Trying to find if a file content/output contains phrases which may contain special chartacters

centosadmin · January 30, 2024, 10:23am

Hello,

SHORT DESCRIPTION:
I have a bash script command:
unwanted=$(cat /dev/shm/lastmessage|grep -oE '01[[:alnum:]]{64}|B01[[:alnum:]]{64}[[:punct:]]?|/abc/|badphrase|$1' 2>/dev/null)
and since number of phrases that grep is checking is increasing, i wanted to move phrases (maybe not those that contain alnum since it needs to be grep treated differently than the rest) into a separate file, one per line, while that file phrases may contain ANY special personajes like ", ’ \ / ; $ ?
It should be efficient even for a huge list of bad phrases and described way? Any idea how the command may look like?

REST IS A LONG DESCRIPTION, POSSIBLY NOT NEEDED TO SPEND TIME READING IT:
I am hosting a community for an anonymous messenger called Session and its profanity blocklist function is badly made not to block phrases containing special personajes plus it cause slow start of the server if profanity list is too long. Developers are inactive so since i do not know how to prevent SQLITE3 INSERT command containing bad phrase, i am looking for a way to delete bad phrase containing message post-INSERT. Not optimal, but better than spam.

Currently my bash script contains following code to insert last message content to a file:

# discover last message in a DB table and insert it into a file
for i in 1 2 3 4 5; do sqlite3 /var/lib/session-open-group-server/sogs.db 'SELECT * FROM message_details ORDER BY id DESC LIMIT 1;' && echo "Success selecting msg" && break || echo "Failure selecting msg, attempt $i/5" && sleep 0.1; done > /dev/shm/lastmessage

Then the script follows, I have tried two variants and none is working:

A)

mapfile -t phrases < /var/lib/session-open-group-server/profanity.txt
pattern=$(printf "%s|" "${phrases[@]}")
unwanted=$(grep -oF "$pattern|$1" /dev/shm/lastmessage 2>/dev/null)

B)

phrases=$(cat /var/lib/session-open-group-server/profanity.txt)
unwanted=$(grep -oF "$phrases|$1" /dev/shm/lastmessage 2>/dev/null)
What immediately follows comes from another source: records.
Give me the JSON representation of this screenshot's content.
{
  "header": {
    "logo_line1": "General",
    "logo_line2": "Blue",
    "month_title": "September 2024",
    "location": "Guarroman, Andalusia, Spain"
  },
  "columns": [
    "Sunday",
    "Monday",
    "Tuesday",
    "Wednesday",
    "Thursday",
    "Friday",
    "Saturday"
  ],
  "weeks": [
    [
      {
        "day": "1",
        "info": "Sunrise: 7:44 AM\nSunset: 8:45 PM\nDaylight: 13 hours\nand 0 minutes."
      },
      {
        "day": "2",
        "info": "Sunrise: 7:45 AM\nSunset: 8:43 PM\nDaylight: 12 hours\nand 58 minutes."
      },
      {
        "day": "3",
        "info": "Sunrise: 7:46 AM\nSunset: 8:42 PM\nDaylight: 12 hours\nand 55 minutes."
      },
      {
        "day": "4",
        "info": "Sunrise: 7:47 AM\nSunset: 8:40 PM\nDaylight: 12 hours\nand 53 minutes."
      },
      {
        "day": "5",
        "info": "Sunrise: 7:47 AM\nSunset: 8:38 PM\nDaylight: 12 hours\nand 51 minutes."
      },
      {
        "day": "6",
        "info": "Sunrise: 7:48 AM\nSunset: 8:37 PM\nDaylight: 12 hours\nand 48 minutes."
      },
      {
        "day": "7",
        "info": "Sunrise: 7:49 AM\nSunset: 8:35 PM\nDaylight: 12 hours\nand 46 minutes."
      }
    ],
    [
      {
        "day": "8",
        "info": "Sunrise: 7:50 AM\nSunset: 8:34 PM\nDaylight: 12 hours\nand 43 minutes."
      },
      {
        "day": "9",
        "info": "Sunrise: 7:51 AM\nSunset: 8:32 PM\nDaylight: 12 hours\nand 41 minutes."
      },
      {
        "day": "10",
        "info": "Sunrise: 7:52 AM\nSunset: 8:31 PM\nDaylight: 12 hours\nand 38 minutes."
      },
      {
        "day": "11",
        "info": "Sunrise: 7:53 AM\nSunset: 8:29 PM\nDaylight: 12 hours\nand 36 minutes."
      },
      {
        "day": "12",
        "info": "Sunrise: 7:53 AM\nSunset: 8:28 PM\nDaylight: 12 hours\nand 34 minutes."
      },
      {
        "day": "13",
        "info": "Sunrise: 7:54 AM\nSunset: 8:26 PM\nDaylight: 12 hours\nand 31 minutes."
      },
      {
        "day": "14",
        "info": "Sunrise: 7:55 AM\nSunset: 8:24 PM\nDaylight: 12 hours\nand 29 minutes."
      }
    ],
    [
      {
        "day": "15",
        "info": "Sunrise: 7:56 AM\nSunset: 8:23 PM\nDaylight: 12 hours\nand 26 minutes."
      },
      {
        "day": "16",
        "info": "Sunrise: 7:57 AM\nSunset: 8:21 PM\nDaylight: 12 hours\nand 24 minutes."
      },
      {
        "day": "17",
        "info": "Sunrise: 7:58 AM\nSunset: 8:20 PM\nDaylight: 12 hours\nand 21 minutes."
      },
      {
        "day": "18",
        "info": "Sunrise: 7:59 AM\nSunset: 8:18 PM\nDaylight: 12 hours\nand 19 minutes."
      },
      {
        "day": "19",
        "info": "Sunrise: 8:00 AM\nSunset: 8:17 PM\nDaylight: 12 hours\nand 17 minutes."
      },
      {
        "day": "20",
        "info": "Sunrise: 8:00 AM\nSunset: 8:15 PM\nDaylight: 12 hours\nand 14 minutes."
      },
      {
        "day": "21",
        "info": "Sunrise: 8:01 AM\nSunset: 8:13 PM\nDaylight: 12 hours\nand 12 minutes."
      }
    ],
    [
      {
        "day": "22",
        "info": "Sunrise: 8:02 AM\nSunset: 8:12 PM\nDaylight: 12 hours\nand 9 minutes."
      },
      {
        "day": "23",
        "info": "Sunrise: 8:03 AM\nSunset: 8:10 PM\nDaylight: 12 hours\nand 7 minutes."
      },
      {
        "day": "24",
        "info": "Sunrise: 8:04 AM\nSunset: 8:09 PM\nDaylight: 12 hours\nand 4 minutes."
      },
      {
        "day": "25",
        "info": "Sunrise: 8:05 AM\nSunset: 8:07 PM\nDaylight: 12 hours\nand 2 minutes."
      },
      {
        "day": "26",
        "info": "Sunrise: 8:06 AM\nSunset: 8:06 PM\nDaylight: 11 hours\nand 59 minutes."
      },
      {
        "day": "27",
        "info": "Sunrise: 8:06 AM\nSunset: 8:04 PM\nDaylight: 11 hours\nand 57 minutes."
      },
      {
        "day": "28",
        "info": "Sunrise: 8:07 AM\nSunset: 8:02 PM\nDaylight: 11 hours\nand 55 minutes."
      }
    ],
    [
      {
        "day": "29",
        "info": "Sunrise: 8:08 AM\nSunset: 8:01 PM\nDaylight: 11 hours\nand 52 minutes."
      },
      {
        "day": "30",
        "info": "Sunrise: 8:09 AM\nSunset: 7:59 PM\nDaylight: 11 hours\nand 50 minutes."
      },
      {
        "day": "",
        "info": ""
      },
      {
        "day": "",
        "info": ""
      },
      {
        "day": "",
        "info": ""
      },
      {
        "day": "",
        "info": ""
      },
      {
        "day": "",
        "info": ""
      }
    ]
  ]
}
Inside a profanity.txt file, i have:

specphrasee"'e/d\df
01[[:alnum:]]{64}
B01[[:alnum:]]{64}[[:punct:]]?
/abc/
badphrase

2nd and 3rd phrase is something that may be called regular expressions, so i probably need to separate it from others that should be treated as a fixed string.

QUESTION: do you have idea how to solve this, how the bash script code should look like?

What works for me is:
unwanted=$(cat /dev/shm/lastmessage|grep -oE '01[[:alnum:]]{64}|B01[[:alnum:]]{64}[[:punct:]]?|/abc/|badphrase|$1' 2>/dev/null)

yet I wanted to make longer list of phrases, so it seems more práctico to have these inside a separate file one per line. The whole task of checking lets say 5MB big file of thousands of phrases against output (last posted message) should be CPU/memory/disk efficient, since it will be done every couple of seconds.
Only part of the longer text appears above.